いつか、死ぬ間際にそんなことを考えたような気は確かにした。
それがいつのことで、どんな死に様だったのかとかそういうことは覚えていない。それが最後の願いだというのなら、多分社畜とかそう言う類いの人生を生きたんだろうと予想はつくが、正解を知るすべもない。
ただ、うっすらと残る前世の記憶によると、僕は田舎を持たない子供だったように思う。
東京出身の両親から生まれ、帰省するには疎遠すぎる親戚しかいなかったんだろう。
夏休みになるとよく遊んでいた友達が一人減り、二人減り、と少しずついなくなってしまうのが子供の僕は寂しかった。いつも行く学童保育でも段々と人数が減っていって、お盆前後なんて友達はほとんどいなくなる。代わりに両親は家にいるけれどやっぱり特に行く場所も無くて、都会育ちの両親は二人とも生粋のインドア派だったから、暑いから出かけたくないといつもと余り変わりの無い休みを過ごしていた。
僕はと言えばゲームと宿題の他にやることもなくて、そのおかげで成績だけは良かった気がするけれど、気がつけば夏休みが嫌いな子供になっていた。

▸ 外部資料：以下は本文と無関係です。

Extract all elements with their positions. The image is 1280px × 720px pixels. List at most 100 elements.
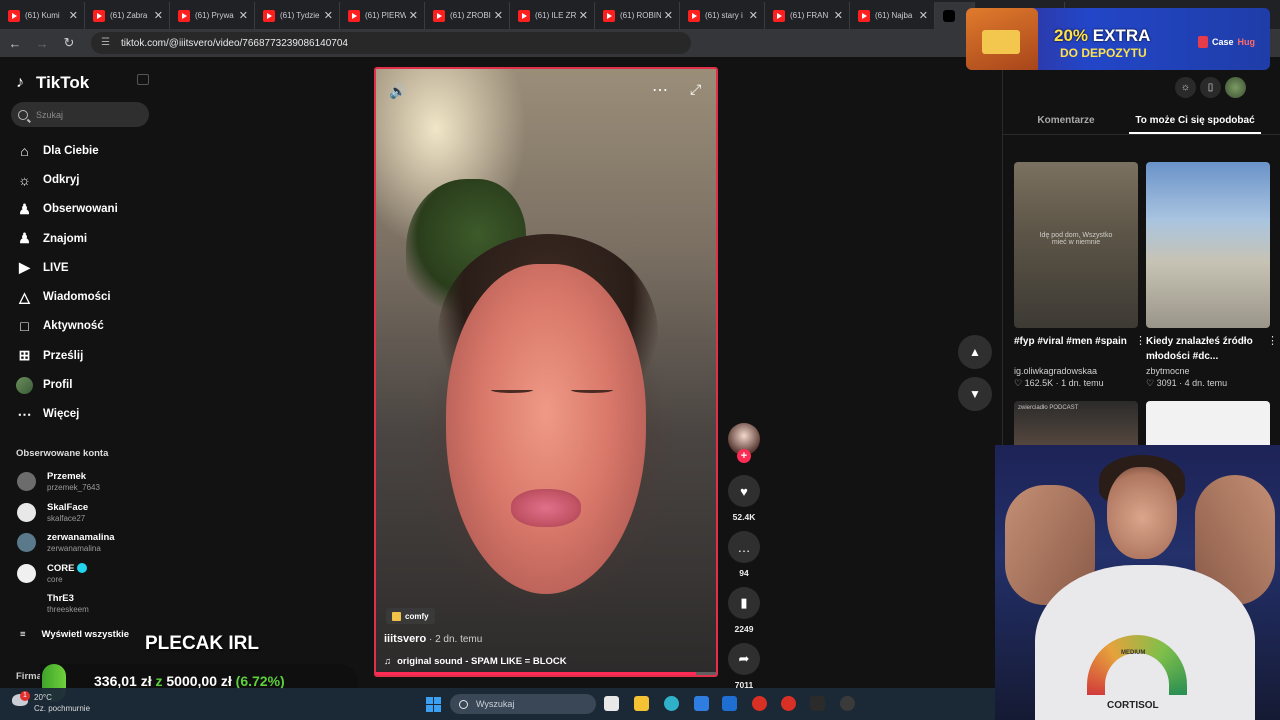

そうして夏休みが終わると真っ黒に日焼けした友達に、川で魚を捕ったとか虫取りしたとか、海で毎日泳いでたとか色んな楽しい話を聞かされて、自慢ばっかりされたように感じてしまう。完全に僕のひがみだったけれど、そういう話を聞く度に羨ましくて仕方なかった記憶が残っている。
それもあって前世の僕には、いつか田舎でスローライフしたいという願いが生まれたのかもしれない。その願いは、死んで生まれ変わっても、僕の中から消えなかった。
かつて友達が語ってくれたように、野山を走り回って虫取りをしたり、魚釣りをしたりしてみたい。カブトムシを捕まえたり、蝉を追ったり、縁側でスイカを食べたり。出来れば田舎に住みたいけれど、ずっと田舎にいられなくても数日の滞在やキャンプで良いから、今度こそそんなことをしてみたい。
これから始まるのは、田舎に憧れる僕がそんな前世の夢を叶えるまでの……スローライフを目指す、ありきたりな物語だ。多分。